29 comments

  • 22 hours ago

    Ok I first said E was the answer, and then in the blind review I said B, but ok it makes sense that the one who weakeness most is B because is saying that the reason why the kids are performing better is because their parents are educators (which is an alternative hypotheses to the conclusion)

    and E is just saying some (which could be 1 or all according to previous lessons) children who don't participate in the program did good in school, that is not an alternative hypothesis, it's just extra information

    right?

    2
  • I'm very confused about this question. The question asked, if turn, what most weaken's the educators argument? So I chose E first and then A, because it seems that those two answers would least support the argument the educator is trying to make. Did anyone else get the question confused like I did?

    1
  • 6 days ago

    Last question of the foundations curriculum guys :(

    3
  • Tuesday, Dec 30 2025

    first try correct and BR correct, i like these causal relationship questions (i loved stats in uni)

    2
  • Wednesday, Dec 10 2025

    The passage wants us to believe this: participation --> performance. However, if most of the parents participating in the program have prior education experience then the causal chain would look more like this: Parents w/ prior education exp. --> participation --> performance. Think of A-->B-->C. Therefore A-->C. Therefore, Parents w/ prior education exp. --> performance.

    3
  • Thursday, Oct 09 2025

    if i got the answer right on my original try, why did it flag it for blind review?

    1
  • Tuesday, Jul 15 2025

    Cant hear the audio. Seems much lower when compared to the rest of this section.

    5
  • Friday, May 16 2025

    The thing that trips me up is that to me B is strengthening the conclusion of why these programs should be implemented. I am not doing the best in these and not will probably have to backtrack which I did not want to do. :( these "weakened" arguments are just not clicking for me

    8
  • Tuesday, May 13 2025

    I got the correct answer (B) but for those that chose (E) my reasoning for ruling that one out was just remembering that there are always outliers. Remember in the previous lesson where the graphs were shown as a visual for the relationship between A and B -- that is what I remembered to rule out E. Just because there are outliers does not negate the fact that a correlation still exists between two phenomenon. Hope this helps someone!

    66
  • Friday, Apr 18 2025

    I put E instead of B. I interpreted "success" for the program as relative improvement in child's grades between those of parents in the program vs. outside the program. So even if parents were educators, as long as the program improved their teaching ability and their kids' grades, it would still be a success.

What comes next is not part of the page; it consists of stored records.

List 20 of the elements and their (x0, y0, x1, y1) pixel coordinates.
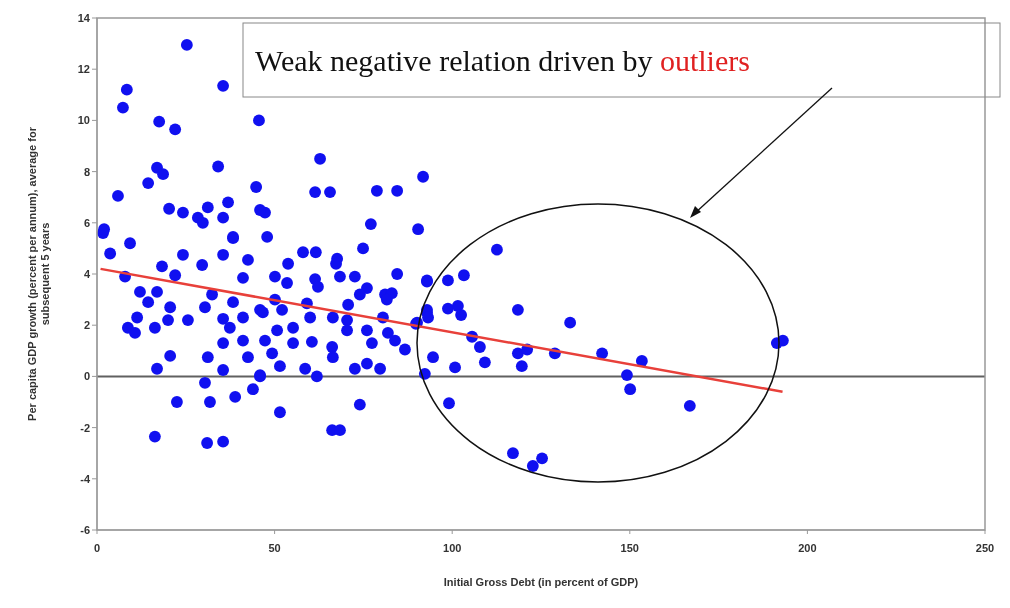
x-tick-label: 0 (93, 541, 101, 554)
x-tick-label: 250 (975, 541, 995, 554)
y-tick-label: 8 (83, 165, 90, 178)
y-tick-label: 10 (77, 114, 90, 127)
y-tick-label: 4 (83, 267, 91, 280)
x-tick-label: 50 (268, 541, 281, 554)
x-tick-label: 100 (443, 541, 462, 554)
y-tick-label: 14 (77, 11, 91, 24)
y-tick-label: 2 (83, 319, 90, 332)
x-tick-label: 150 (620, 541, 639, 554)
x-axis-title: Initial Gross Debt (in percent of GDP) (443, 576, 639, 588)
x-tick-label: 200 (798, 541, 817, 554)
y-tick-label: 12 (77, 63, 90, 76)
y-tick-label: -6 (80, 523, 90, 536)
y-tick-label: 6 (83, 216, 90, 229)
y-tick-label: -4 (80, 472, 91, 485)
y-tick-label: -2 (80, 421, 90, 434)
annotation: Weak negative relation driven by outliers (255, 44, 750, 77)
y-axis-title: Per capita GDP growth (percent per annum), average for subsequent 5 years (26, 126, 51, 421)
y-tick-label: 0 (83, 370, 90, 383)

    B obviously makes sense if success for the program is "how much better the parent becomes at teaching." But that only feels like an intermediate goal or mechanism to an ultimate outcome (i.e. better grades), not the end goal within itself.

    Is this where the language of "Some" in E and "Most" in B swings the balance? So E really reads "at least one kid did exceptionally well outside the program" vs. "at least half the parents were educators?"

    The review video did not go into detail, so I want make sure I'm understanding this correctly.

    7
  • Thursday, Apr 17 2025

    This is the first time I've gotten an answer incorrect initially, and then found my error on blind review and gotten the correct answer.

    3
  • Tuesday, Apr 15 2025

    I had B and then switched to E. But I understand why E is wrong now. E is just bringing outside information that is not mentioned in the argument doesn't do anything to weaken or strengthen it. B attacks explicitly the argument that is outlined, which is: Participation -> Performance Increase. "some students doing well that didn't participate in the program" does not provide any reasoning as to what's wrong with the phenomenon. B saying "most of the students parents were experienced teachers" is stronger in attacking the argument because it's saying "ok all these kids parents are already teachers so of course this sample of kids is going to do really well"

    5
  • Saturday, Apr 05 2025

    Don't usually leave comments on these, but this entire section seemed almost too easy in comparison to every other, no?

    3
  • Tuesday, Apr 01 2025

    I was going to go with B .... until I saw E...

    14
  • Tuesday, Apr 01 2025

    The way I looked at it was for answer choice B -- I thought about the experiment and the first step of random population/groups. I thought that it cannot be random if parents are already experienced ?

    Is this a good way of thinking or approaching a question like this?